Reseña de “blasfemar en el templo II- figuras malditas”

Reseña de “blasfemar en el templo II- figuras malditas”

Título: “Blasfemar en el templo (II) Figuras Malditas”

Autor: Adriano Erriguel

Editorial: Ediciones Monóculo, 2026. 476 páginas


El libro “Blasfemar en el templo (II) Figuras Malditas” de nuestro colaborador Adriano Erriguel – publicado por ediciones Monóculo – acaba de aparecer en algunas librerías. Y lo ha hecho de forma sigilosa, sin anuncios ni publicidades, casi como si se tratara de una edición clandestina…

Al igual que en su libro precedente (“Blasfemar en el Templo (I) Debates Irreverentes”) el autor ha actualizado, ampliado y reescrito una serie de textos publicados en Posmodernia y otras páginas web, que ahora se presentan junto a otro material inédito.

Adriano Erriguel toma partido por la parte maldita, y lo hace a través de una serie de figuras cuyos registros no pueden ser más dispares: desde la alta literatura hasta el comic, desde el cine “de autor” hasta el western más popular, desde la filosofía de la historia hasta los recovecos de la política más extremista y underground. ¿Qué tienen en común D´Annunzio y Corto Maltés, Sam Peckimpah y Limonov, Harry Flashman y Dostoyevski? ¿Contra qué quería prepararnos Oswald Spengler? ¿Y Guillaume Faye? ¿Y Pasolini? ¿Qué quería decirnos Juan Eduardo Cirlot en su poesía?

Poco hay a priori de común entre estas figuras, salvo la contumacia en ideas y actitudes vitales que hoy se califican como “nauseabundas” y que sólo pueden merecer la más enérgica condena de las almas bellas, inclusivas, resilientes y sostenibles.

El maldito no se hace, sino que nace.

El maldito lo es por naturaleza y no puede escapar a su suerte, aunque a veces le gustaría. El maldito no es el artista “transgresor” de rentabilidades sabiamente calculadas; no es el “enfant terrible” pendiente de complacer a su público; no es el freak de televisión ni el energúmeno de twitter ni el gurú de youtube. El auténtico maldito no busca monetizar su condición sino ser fiel a su naturaleza.

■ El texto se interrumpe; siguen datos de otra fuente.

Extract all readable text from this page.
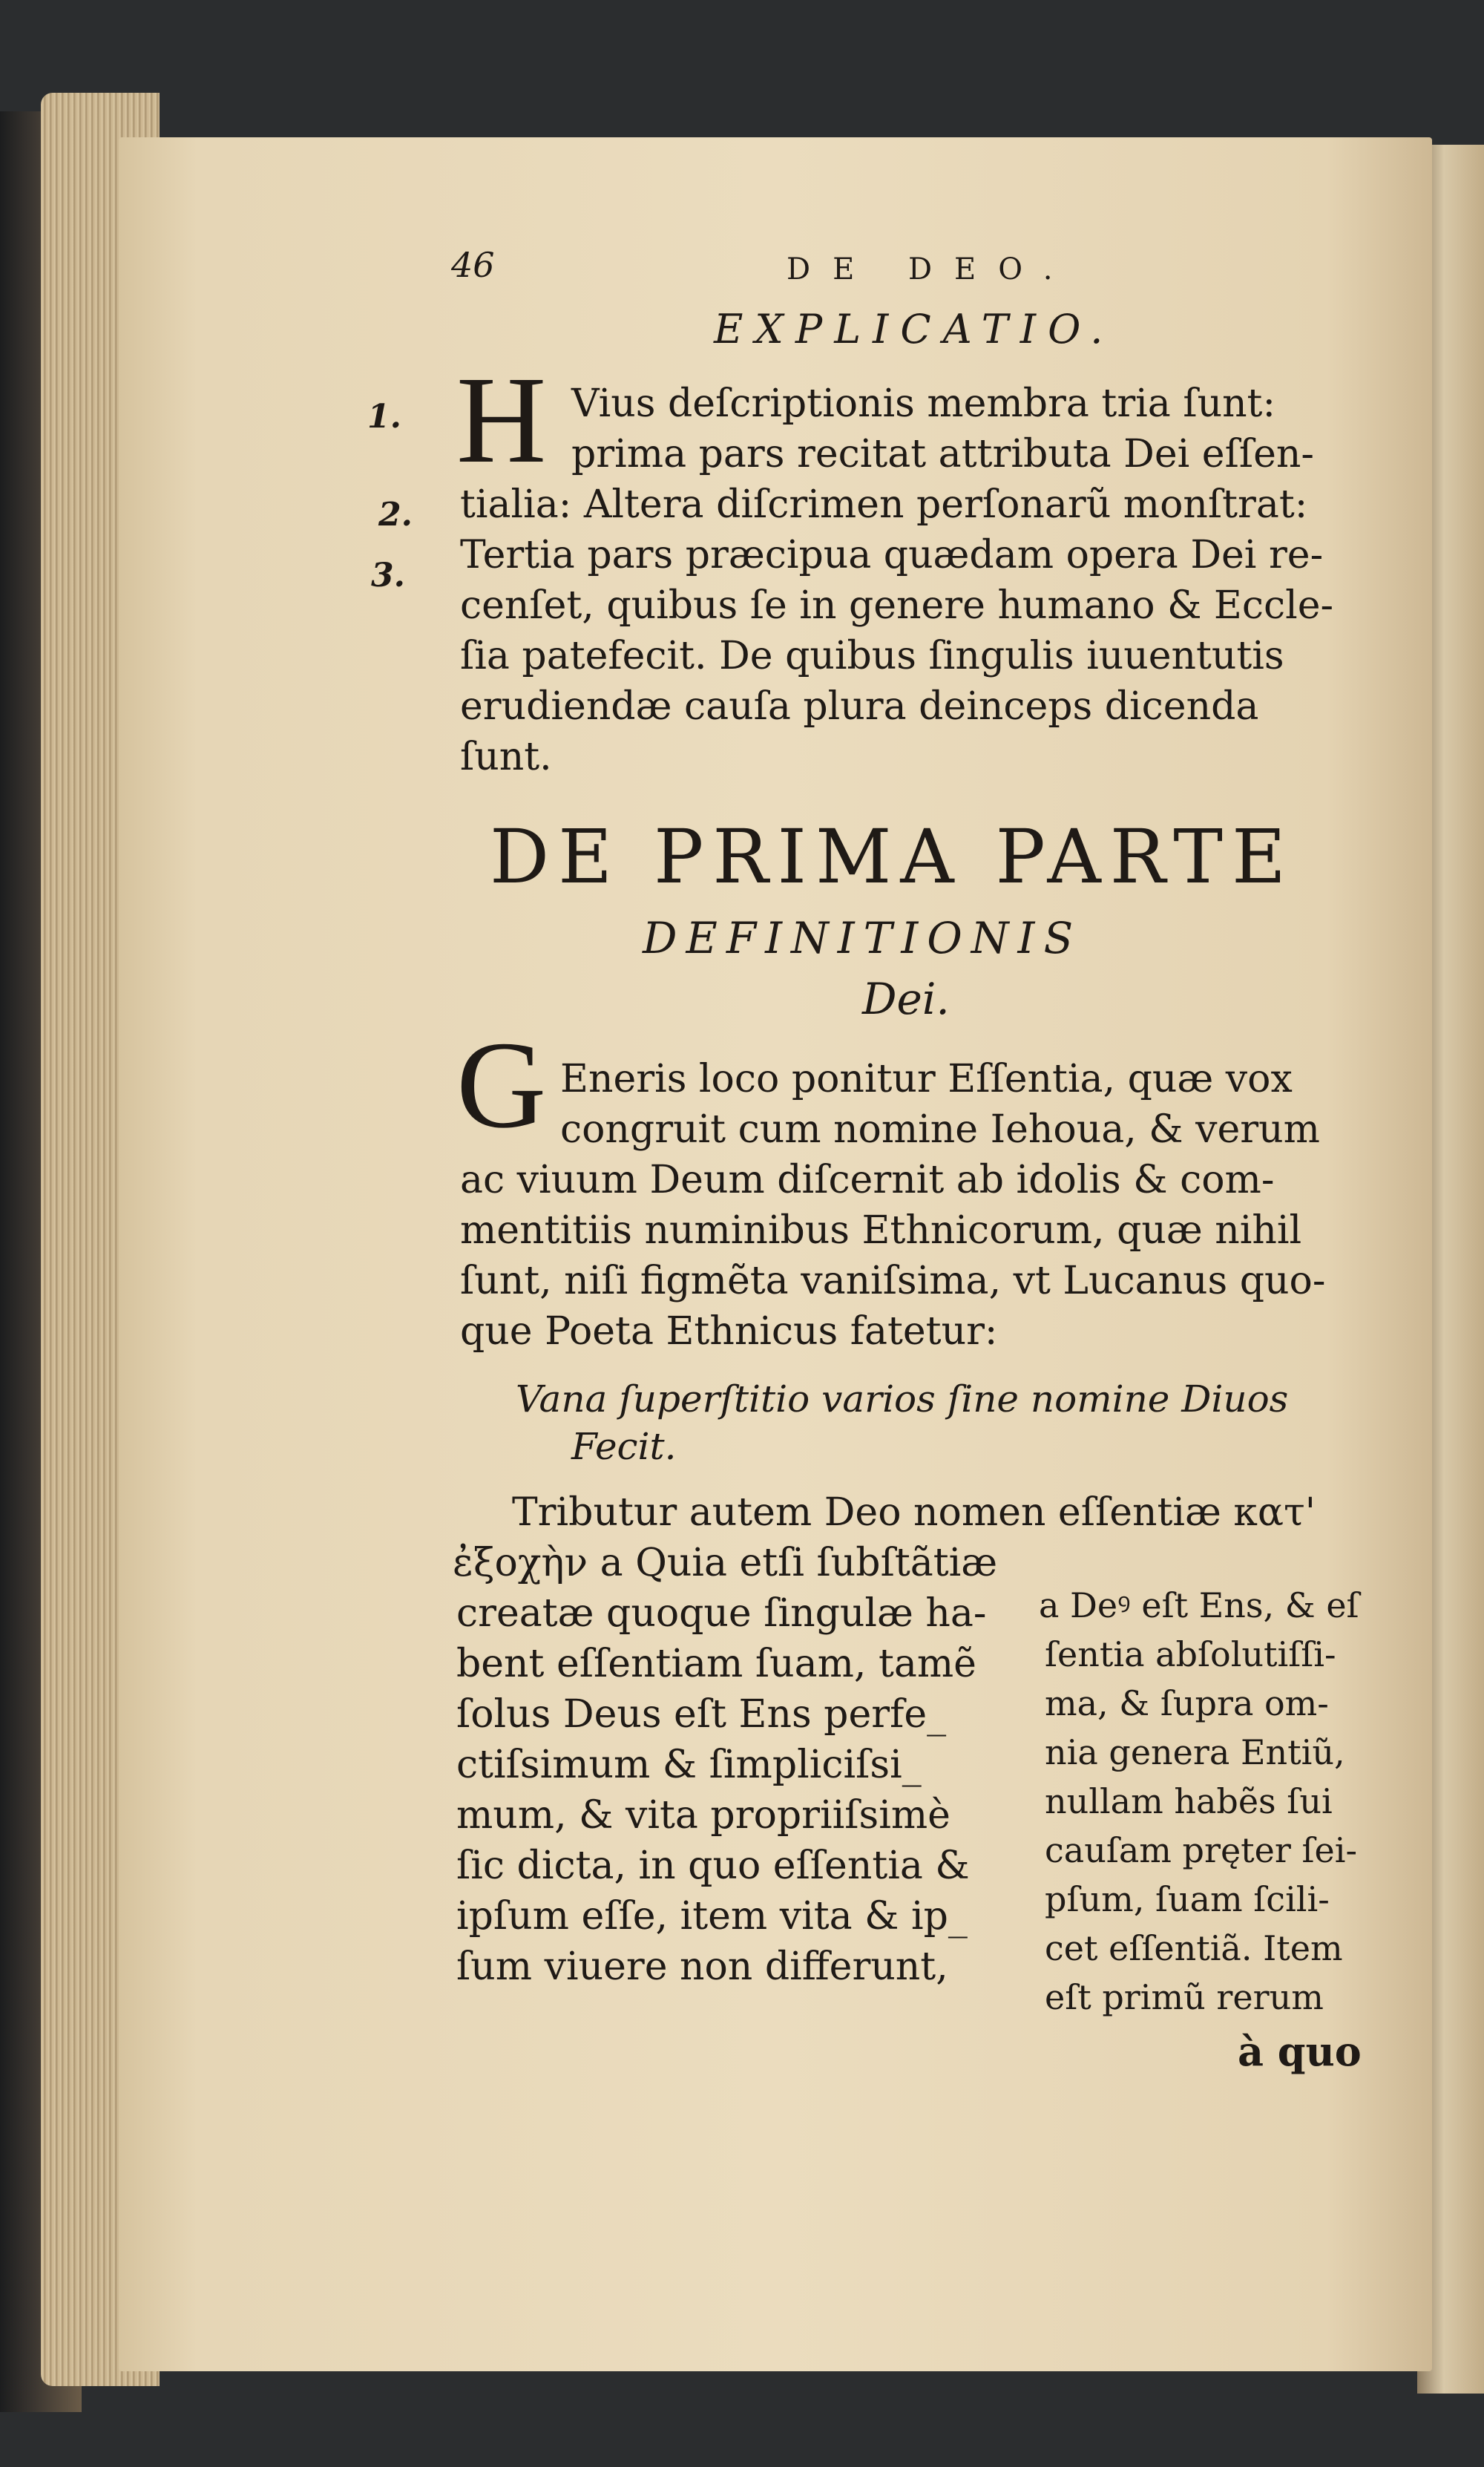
46	DE DEO.
EXPLICATIO.
1.
2.
3.
H Vius deſcriptionis membra tria ſunt:
prima pars recitat attributa Dei eſſen-
tialia: Altera diſcrimen perſonarũ monſtrat:
Tertia pars præcipua quædam opera Dei re-
cenſet, quibus ſe in genere humano & Eccle-
ſia patefecit. De quibus ſingulis iuuentutis
erudiendæ cauſa plura deinceps dicenda
ſunt.
DE PRIMA PARTE
DEFINITIONIS
Dei.
G Eneris loco ponitur Eſſentia, quæ vox
congruit cum nomine Iehoua, & verum
ac viuum Deum diſcernit ab idolis & com-
mentitiis numinibus Ethnicorum, quæ nihil
ſunt, niſi figmẽta vaniſsima, vt Lucanus quo-
que Poeta Ethnicus fatetur:
Vana ſuperſtitio varios ſine nomine Diuos
Fecit.
Tributur autem Deo nomen eſſentiæ κατ'
ἐξοχὴν a Quia etſi ſubſtãtiæ
creatæ quoque ſingulæ ha-
bent eſſentiam ſuam, tamẽ
ſolus Deus eſt Ens perfe_
ctiſsimum & ſimpliciſsi_
mum, & vita propriiſsimè
ſic dicta, in quo eſſentia &
ipſum eſſe, item vita & ip_
ſum viuere non differunt,
a Deꝰ eſt Ens, & eſ
ſentia abſolutiſſi-
ma, & ſupra om-
nia genera Entiũ,
nullam habẽs ſui
cauſam pręter ſei-
pſum, ſuam ſcili-
cet eſſentiã. Item
eſt primũ rerum
à quo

El maldito es la antítesis del “intelectual comprometido” al gusto de los popes mediáticos y de los políticos de turno. Nada más ajeno al maldito que ese tipo de escritor inspirado por un “insobornable compromiso ético con la sociedad” y blablablá. El escritor como traficante de clichés y oráculo sentencioso de causas progresistas: ¿cabe mayor antítesis para la figura de un maldito?

El maldito es un rebelde contra el Imperio del Bien.

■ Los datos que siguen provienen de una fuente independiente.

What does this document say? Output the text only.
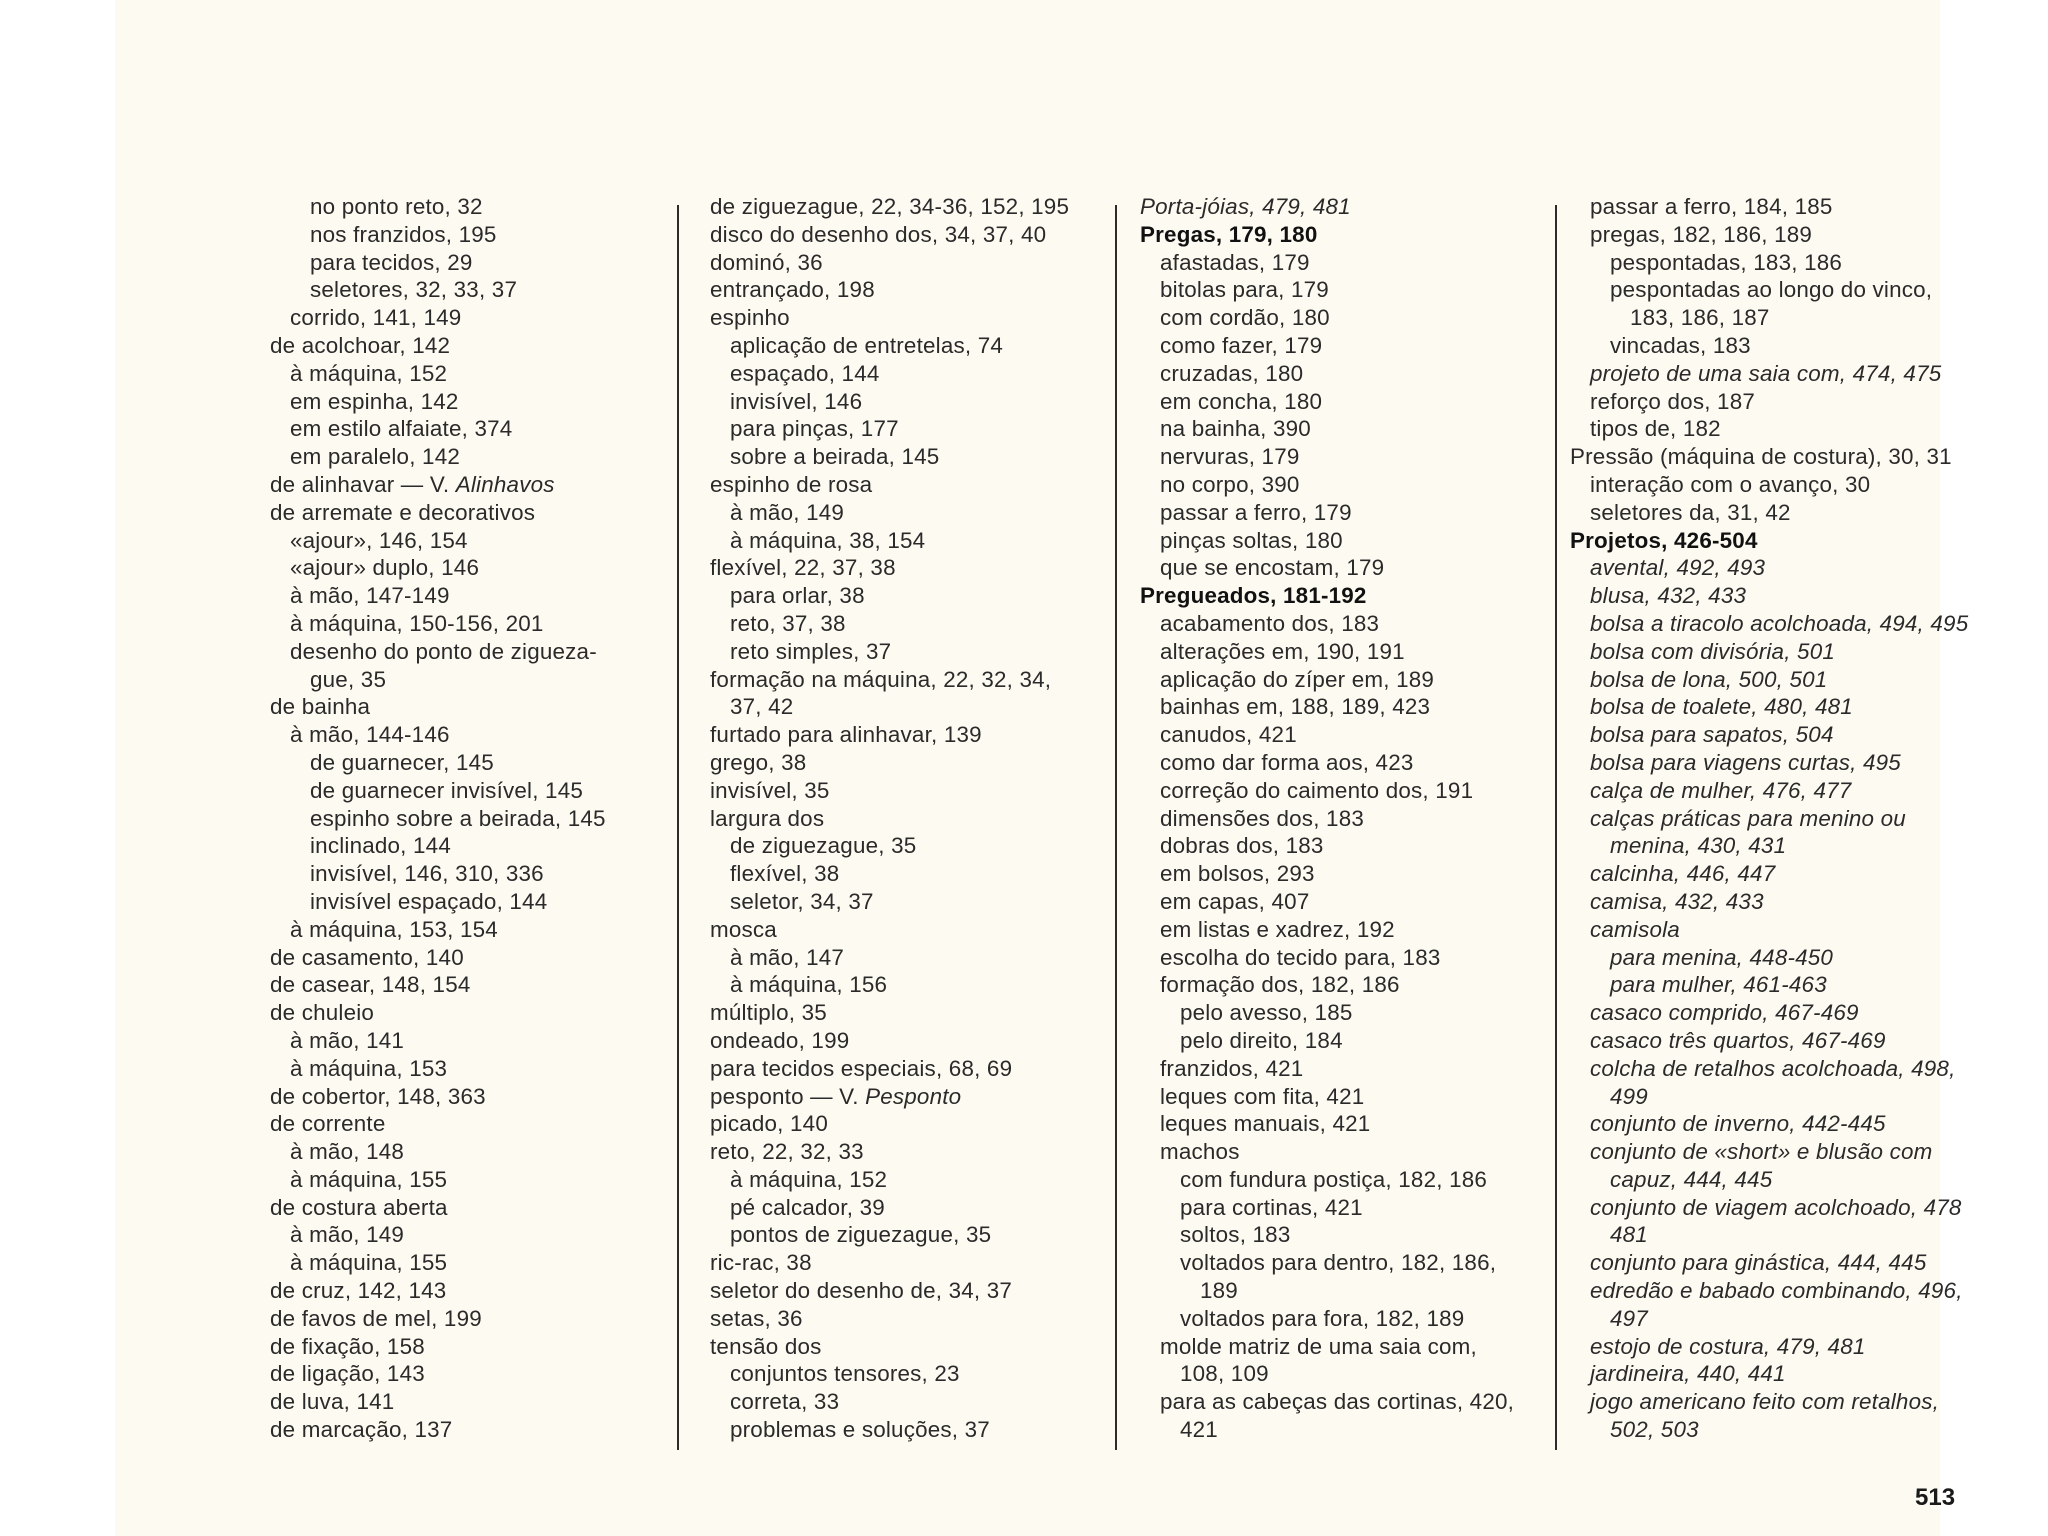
no ponto reto, 32
nos franzidos, 195
para tecidos, 29
seletores, 32, 33, 37
corrido, 141, 149
de acolchoar, 142
à máquina, 152
em espinha, 142
em estilo alfaiate, 374
em paralelo, 142
de alinhavar — V. Alinhavos
de arremate e decorativos
«ajour», 146, 154
«ajour» duplo, 146
à mão, 147-149
à máquina, 150-156, 201
desenho do ponto de zigueza-
gue, 35
de bainha
à mão, 144-146
de guarnecer, 145
de guarnecer invisível, 145
espinho sobre a beirada, 145
inclinado, 144
invisível, 146, 310, 336
invisível espaçado, 144
à máquina, 153, 154
de casamento, 140
de casear, 148, 154
de chuleio
à mão, 141
à máquina, 153
de cobertor, 148, 363
de corrente
à mão, 148
à máquina, 155
de costura aberta
à mão, 149
à máquina, 155
de cruz, 142, 143
de favos de mel, 199
de fixação, 158
de ligação, 143
de luva, 141
de marcação, 137
de ziguezague, 22, 34-36, 152, 195
disco do desenho dos, 34, 37, 40
dominó, 36
entrançado, 198
espinho
aplicação de entretelas, 74
espaçado, 144
invisível, 146
para pinças, 177
sobre a beirada, 145
espinho de rosa
à mão, 149
à máquina, 38, 154
flexível, 22, 37, 38
para orlar, 38
reto, 37, 38
reto simples, 37
formação na máquina, 22, 32, 34,
37, 42
furtado para alinhavar, 139
grego, 38
invisível, 35
largura dos
de ziguezague, 35
flexível, 38
seletor, 34, 37
mosca
à mão, 147
à máquina, 156
múltiplo, 35
ondeado, 199
para tecidos especiais, 68, 69
pesponto — V. Pesponto
picado, 140
reto, 22, 32, 33
à máquina, 152
pé calcador, 39
pontos de ziguezague, 35
ric-rac, 38
seletor do desenho de, 34, 37
setas, 36
tensão dos
conjuntos tensores, 23
correta, 33
problemas e soluções, 37
Porta-jóias, 479, 481
Pregas, 179, 180
afastadas, 179
bitolas para, 179
com cordão, 180
como fazer, 179
cruzadas, 180
em concha, 180
na bainha, 390
nervuras, 179
no corpo, 390
passar a ferro, 179
pinças soltas, 180
que se encostam, 179
Pregueados, 181-192
acabamento dos, 183
alterações em, 190, 191
aplicação do zíper em, 189
bainhas em, 188, 189, 423
canudos, 421
como dar forma aos, 423
correção do caimento dos, 191
dimensões dos, 183
dobras dos, 183
em bolsos, 293
em capas, 407
em listas e xadrez, 192
escolha do tecido para, 183
formação dos, 182, 186
pelo avesso, 185
pelo direito, 184
franzidos, 421
leques com fita, 421
leques manuais, 421
machos
com fundura postiça, 182, 186
para cortinas, 421
soltos, 183
voltados para dentro, 182, 186,
189
voltados para fora, 182, 189
molde matriz de uma saia com,
108, 109
para as cabeças das cortinas, 420,
421
passar a ferro, 184, 185
pregas, 182, 186, 189
pespontadas, 183, 186
pespontadas ao longo do vinco,
183, 186, 187
vincadas, 183
projeto de uma saia com, 474, 475
reforço dos, 187
tipos de, 182
Pressão (máquina de costura), 30, 31
interação com o avanço, 30
seletores da, 31, 42
Projetos, 426-504
avental, 492, 493
blusa, 432, 433
bolsa a tiracolo acolchoada, 494, 495
bolsa com divisória, 501
bolsa de lona, 500, 501
bolsa de toalete, 480, 481
bolsa para sapatos, 504
bolsa para viagens curtas, 495
calça de mulher, 476, 477
calças práticas para menino ou
menina, 430, 431
calcinha, 446, 447
camisa, 432, 433
camisola
para menina, 448-450
para mulher, 461-463
casaco comprido, 467-469
casaco três quartos, 467-469
colcha de retalhos acolchoada, 498,
499
conjunto de inverno, 442-445
conjunto de «short» e blusão com
capuz, 444, 445
conjunto de viagem acolchoado, 478
481
conjunto para ginástica, 444, 445
edredão e babado combinando, 496,
497
estojo de costura, 479, 481
jardineira, 440, 441
jogo americano feito com retalhos,
502, 503
513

Que nadie espere encontrar a un maldito en las listas para el premio Nobel, ni en las de cualquiera de esos galardones institucionales que tienen, no obstante, la impagable virtud de indicarnos a quién no leer. El tiempo es un juez implacable y todo lo que no es genuino se disuelve en el olvido, sus luces y oropeles se apagan inexorablemente. Por eso, mal que les pese a muchos, las hogueras que encienden los malditos vivirán siempre, tal vez diminutas, tal vez recónditas, pero siempre desafiantes y orgullosas, como en una danza de la muerte medieval que no cesará nunca.

Los personajes de este nuevo volumen de Erriguel son los mensajeros de un mundo diferente, de un mundo radicalmente opuesto al de esos “valores” que hoy se celebran como las formas definitivas del Bien puro, y que, con su moralina untuosa y sus coreografías arco iris, vehiculan una realidad deprimente y grotesca.